# Season Recap



## J.D. (Oct 14, 2002)

I think Im done for the season down here in Nebraska. As most everyone has reported it is a banner year to be a snow goose hunter. We only had one slow weekend of hunting in 5 weeks where 3 of us only shot 21 birds for 2 days. Gotta love all the juvies! Here are a few hero shots.......

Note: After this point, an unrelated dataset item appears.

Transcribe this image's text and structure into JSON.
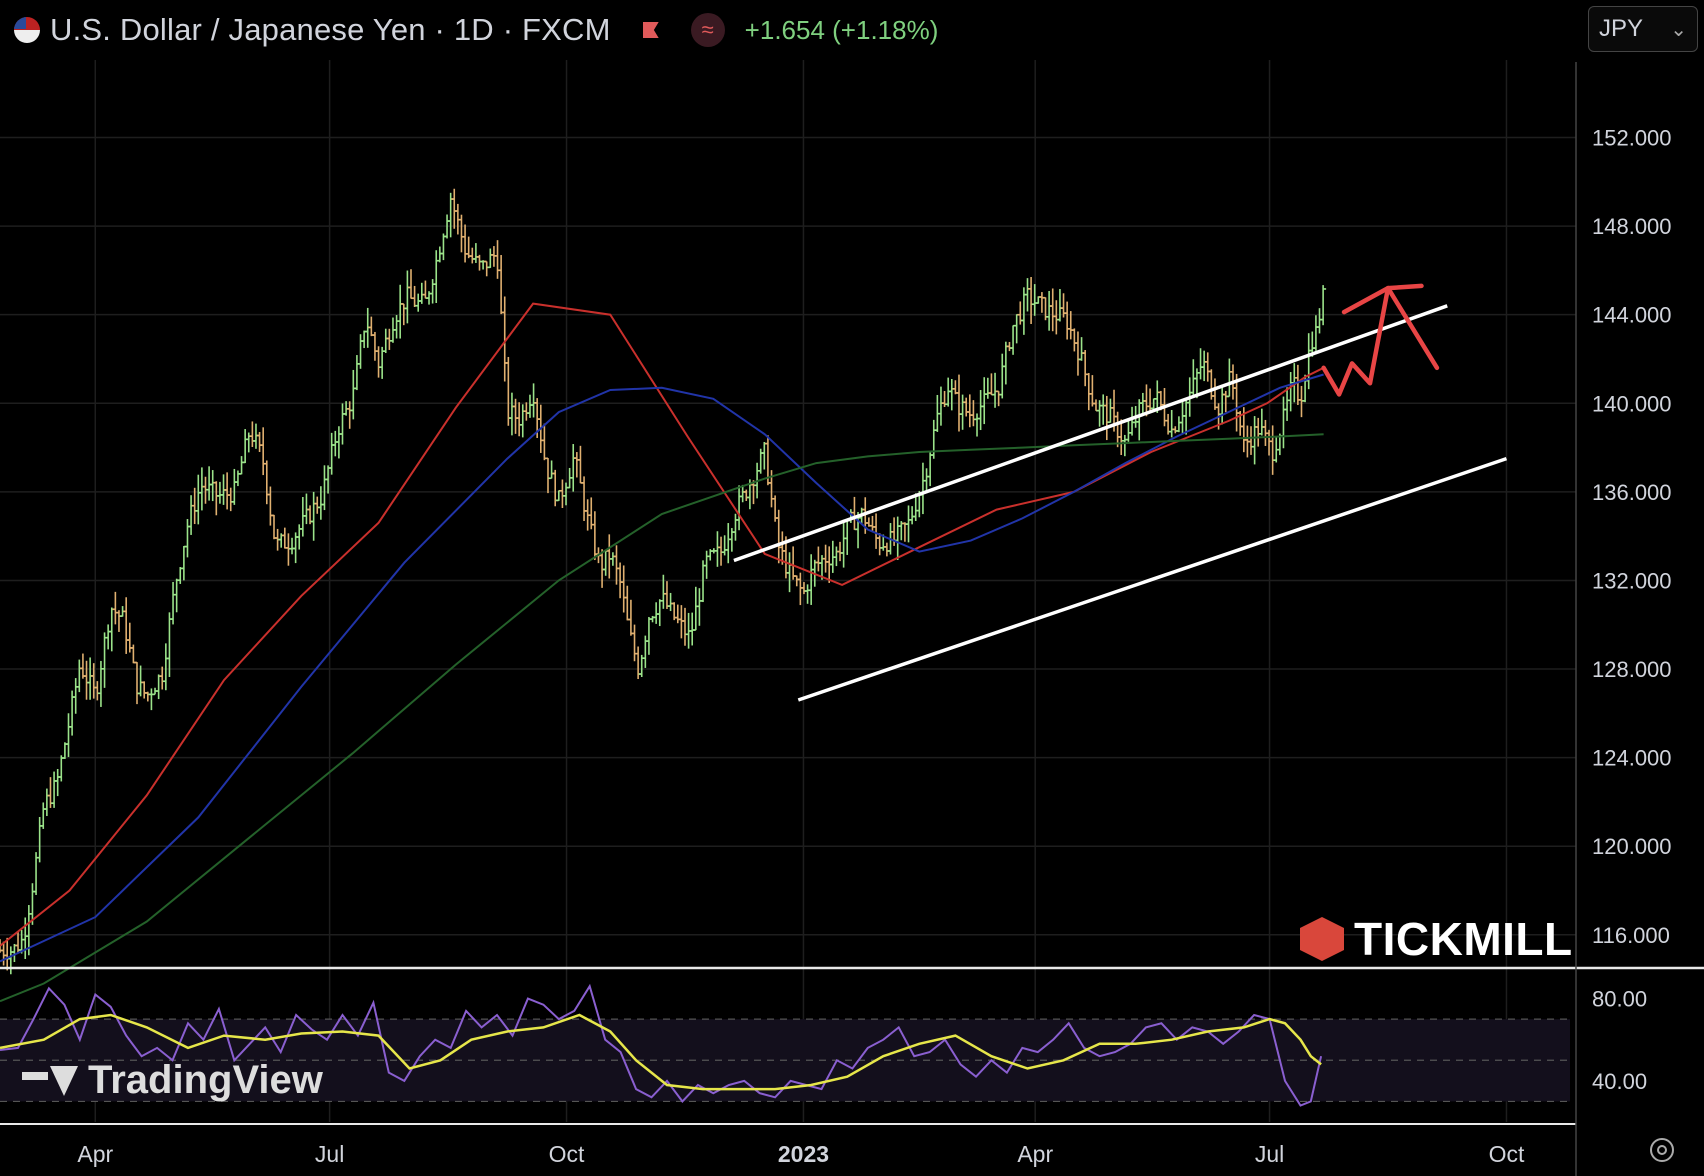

Good luck to everyone up north!


----------



## johnsd16 (Sep 15, 2009)

Very nice, looks like you guys did well. Hope we have success similar to yours when we take a shot at them in a couple of weeks.


----------



## 9manfan (Oct 22, 2008)

Nice pic's,,,,and some nice pile's of birds,,,,,,


----------



## FoldEmXtreme (Jan 3, 2010)

Great job, thanks for the data on birds and hunters very interesting!


----------



## silewski11 (Mar 26, 2011)

Pictures look pretty awesome, especially the neck collared blue goose! Thanks for getting me excited about the snow geese making there way north.


----------



## blhunter3 (May 5, 2007)

Wow, nice pictures and looks like a great season.


----------



## templey_41 (Jul 19, 2008)

Holy crap load of snows. Can I come next year? please? 8)


----------



## TNESS (Sep 30, 2008)

Nice pics!!


----------



## nodakoutdoors.com (Feb 27, 2002)

Good looking pics buddy - let me know when PJ comes next year as I'm coming too!


----------



## duckjunky (Mar 8, 2007)

SWEET Picts!!!! Congrats on the collar and bling :beer:


----------



## PJ (Oct 1, 2002)

Chris Hustad said:


> Good looking pics buddy - let me know when PJ comes next year as I'm coming too!


White sunglasses kill geese. :beer:


----------



## twdjr (Dec 11, 2006)

Congrats on your success! :thumb:


----------